Dans un courrier adressé au Fonds monétaire international, rendu public le mardi 17 mars par Jorge Arreaza, le ministre des Affaires étrangères, Nicolás Maduro sollicitait « une facilité de financement d’un montant de 5 milliards de dollars de la part du fonds d’urgence ». En assurant « que les fonds obtenus [iraient] au renforcement des systèmes de détection et de lutte » contre l’épidémie du coronavirus.

La réponse négative, dès mardi 17 mars, du FMI, alors qu’un tel mécanisme d’aide est prévu et permet à ses membres d’obtenir une rapide aide financière, est d’une dialectique toute jésuitique : « Malheureusement, le Fonds n’est pas en mesure d’examiner cette demande » car « comme nous l’avons mentionné précédemment, l’engagement du FMI avec les pays membres repose sur la reconnaissance officielle du gouvernement par la communauté internationale ». Cette réponse est, bien entendu, dans le droit fil des actions d’étranglement économique et financier organisées par Washington.

On pourra, en l’espèce, la juger particulièrement sévère vu la situation économique, sociale et sanitaire. Mais il convient, cependant, de ne pas avoir la mémoire trop courte et ne pas oublier les nombreuses diatribes de Maduro à l’adresse de cette institution. Comme en 2019, où il déclarait que « le modèle du Fonds monétaire international va à l’encontre des droits à l’éducation, à la santé, au logement et au travail ». Toujours en 2019, lors du XVIIIe sommet ibérico-américain, il avait encore accentué sa charge contre le FMI, l’accusant de provoquer « l’effondrement structurel, économique, institutionnel et social des pays ».

Avec une quarantaine de malades déclarés, sans aucun décès pour l’instant, le n’est pas, pour l’instant, dans une situation dramatique mais ces chiffres, officiels, sont à examiner à l’aune de la communication du pouvoir et, surtout, paraissent bien provisoires, compte tenu du délabrement du système hospitalier.

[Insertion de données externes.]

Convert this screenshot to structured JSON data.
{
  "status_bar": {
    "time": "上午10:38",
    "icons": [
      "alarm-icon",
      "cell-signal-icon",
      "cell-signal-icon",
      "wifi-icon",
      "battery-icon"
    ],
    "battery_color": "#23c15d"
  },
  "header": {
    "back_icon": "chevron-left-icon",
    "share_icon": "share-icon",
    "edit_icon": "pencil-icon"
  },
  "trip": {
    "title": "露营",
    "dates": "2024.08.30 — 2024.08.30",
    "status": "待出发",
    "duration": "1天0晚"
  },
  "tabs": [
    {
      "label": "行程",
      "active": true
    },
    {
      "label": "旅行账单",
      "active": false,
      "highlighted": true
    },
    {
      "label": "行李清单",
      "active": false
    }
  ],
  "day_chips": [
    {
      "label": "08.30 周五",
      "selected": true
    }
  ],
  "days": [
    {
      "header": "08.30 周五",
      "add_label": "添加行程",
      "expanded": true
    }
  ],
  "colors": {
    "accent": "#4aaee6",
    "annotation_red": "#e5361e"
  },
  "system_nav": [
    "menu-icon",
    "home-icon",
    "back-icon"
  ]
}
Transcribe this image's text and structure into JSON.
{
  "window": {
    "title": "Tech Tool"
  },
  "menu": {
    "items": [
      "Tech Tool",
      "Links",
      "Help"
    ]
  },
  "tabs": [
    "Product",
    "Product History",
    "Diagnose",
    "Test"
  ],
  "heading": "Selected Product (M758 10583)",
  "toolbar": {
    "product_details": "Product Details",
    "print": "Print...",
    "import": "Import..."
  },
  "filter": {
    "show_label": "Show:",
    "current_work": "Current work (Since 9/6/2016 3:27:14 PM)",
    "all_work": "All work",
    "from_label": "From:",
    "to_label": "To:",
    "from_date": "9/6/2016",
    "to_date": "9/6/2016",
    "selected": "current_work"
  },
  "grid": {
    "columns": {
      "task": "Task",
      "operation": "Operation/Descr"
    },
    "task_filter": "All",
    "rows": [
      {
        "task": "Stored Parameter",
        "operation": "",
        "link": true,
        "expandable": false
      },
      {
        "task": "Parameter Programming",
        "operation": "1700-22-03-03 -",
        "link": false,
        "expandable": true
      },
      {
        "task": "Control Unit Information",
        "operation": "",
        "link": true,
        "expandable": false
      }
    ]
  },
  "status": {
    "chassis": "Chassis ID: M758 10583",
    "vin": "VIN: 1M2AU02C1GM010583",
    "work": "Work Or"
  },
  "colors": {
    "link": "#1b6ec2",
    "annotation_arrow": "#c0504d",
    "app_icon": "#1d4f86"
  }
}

En effet, la situation pourrait être très rapidement incontrôlable car aux maux actuels de l’économie vénézuélienne, il faut adjoindre non seulement les difficultés de transaction sur les marchés internationaux du brut vénézuélien mais aussi l’effondrement des prix du pétrole.

Après cet échec de financement qui aurait été, pour le pouvoir, une bouée de secours, la stratégie de Maduro consiste, comme d’habitude, à attribuer la responsabilité d’un possible cataclysme sanitaire « aux forces de l’étranger », accusées d’avoir importé les cas actuels !

Une manipulation politique qui aura du mal à convaincre. Les principaux syndicats hospitaliers viennent d’informer que deux centres, seulement, sur les neuf centres de santé publique, sont équipés de masques, que quatre centres, sur les neuf, ont des gants et qu’il manque des produits de décontamination dans la plupart des services, sans oublier les problèmes d’eau, puisque certains sont directement alimentés par des camions-citernes.

Si la pandémie du coronavirus venait à s’abattre massivement sur le Venezuela, elle pourrait se révéler être, paradoxalement, la principale opposition au maintien au pouvoir de Nicolás Maduro.